Yes i read that and it helped alot, thanks a bunch i have one last question what do you use to heat your tank? I was going to put a medium heat pad on the outside of my tank but if you could give me a suggestion that would be great.

----------


## clownonfire

I used heat pads in my first viv, but stopped using them. Dart frogs will be happy at room temperature, as long as it's well monitored. If you live in a cold city like mine (Montreal), it will take a bit of tweaking comes Winter!

Eric

----------


## d1rocchino

Got ya well i live in Pennsylvania and we have hot summers and really cold winters but would a heater be ok because i know my room doesnt hit 85+ degrees at anytime

----------


## clownonfire

> Got ya well i live in Pennsylvania and we have hot summers and really cold winters but would a heater be ok because i know my room doesnt hit 85+ degrees at anytime


Oh, no.... When I said 85+, it was for the humidity level. Your frogs will be ok at 75. If you want to use a heater, go ahead, just make sure it doesn't become too hot.

----------


## d1rocchino

Yea ill probally just set it on a timer but thanks alot for all your help ill post up pics as soon as its all done well before the frogs.  I have just got done building my waterfall and background with that foam stuff but i still need to silicone it and put the substrate on.  I just wanna say this forum is honestly the best and most helpful forum i have ever been apart of.  Every other forum if you ask a question they just yell at you and tell you to research but you guys are great!!!!
Thanks a bunch man
Jordan

----------


## d1rocchino

I recently got my zoo med reptifogger in the mail and i was wondering if the zoo med hygrotherm is worth buying and what exactly it does?

----------


## clownonfire

> Yea ill probally just set it on a timer but thanks alot for all your help ill post up pics as soon as its all done well before the frogs.  I have just got done building my waterfall and background with that foam stuff but i still need to silicone it and put the substrate on.  I just wanna say this forum is honestly the best and most helpful forum i have ever been apart of.  Every other forum if you ask a question they just yell at you and tell you to research but you guys are great!!!!
> Thanks a bunch man
> Jordan


Jordan, I apologize for the delay in answering. It's really great to hear feedback like yours. It is a great bunch of folks here, and I couldn't agree more.

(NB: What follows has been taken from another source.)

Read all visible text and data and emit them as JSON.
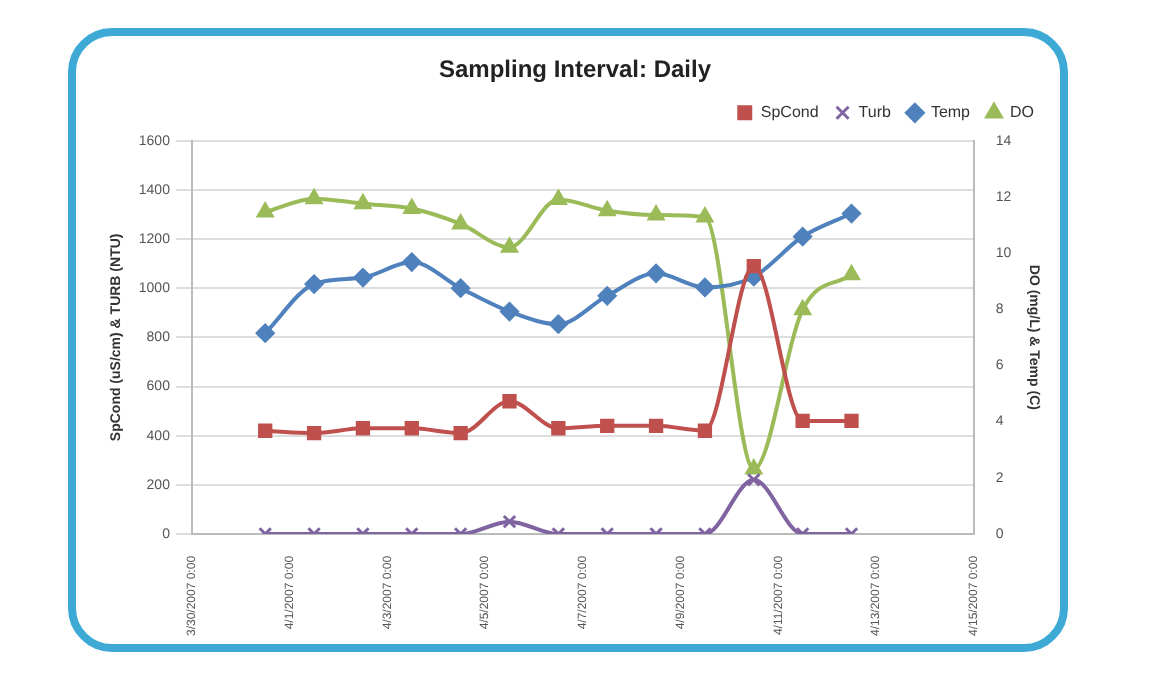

I use a ReptiFogger only in the R. ventrimaculatus' enclosure. It's great to help maintaining humidity, and when you go on vacation. But make sure you keep on misting at least twice a day with dechlorinated water. Foggers won't actually do all the job needed for darts. 

As for the _ Hygrotherm_, I use the Exo Terra. basically, it's a meter that will take both humidity and temperature levels. I still prefer to use separate meters as I think they give better readings. And digital readers for me are the way to go.

Eric

----------


## d1rocchino

Now will this actually allow you to change the temperature and humidity or just read it?

----------


## clownonfire

It will just read the levels. I don't use temp/humidity controllers. For the humidity, you want it high. So it's not an issue. With the temperature, well, that's another issue, but as we said, most darts will be happy at room temperature.

I have my ReptiFogger on a timer. 6 times a day, 15 minutes each time.

----------


## d1rocchino

ok thanks a bunch do you fog it at all at night is it all in day time?

----------


## clownonfire

I have it running all day, so each 4 hours, day and night. 15 minutes intervals.  :Smile:

----------


## d1rocchino

So i just ordered all of my plants today. I got some java moss, CRY-SHN Cryptanthus - "Sunshine",                         F-NESW Fern - Nephrolepis exaltata 'Suzi Wong', TP-PGL Philodendron gloriosum,                         TP-PMN Ficus pumila var. minima, PT-2977 Dart Frog Bromelia - Neoregelia tarapotoensis / Small, B-VCN Bromeliad - Vriesea 'Christiane'.
I still need some vines and such but for the most part its coming together.  Ill get some pictures up as soon as i can.

----------


## d1rocchino

i got pictures up in my album for how far i am i got the plants in but i cant seem to keep my tank wet any suggestions besides getting the watering systems?
Also i put my plants in and i sparyed and sprayed and sprayed until the soil was moist, but i have a full spectrum daylight lamp its 15 watts and i left it on for about 4 hours after and the leaves are already looking burnt what should i do?

----------


## Grrrit

you should only need a simple 2.0 bulb. it shouldnt put off enough heat to burn anything.

----------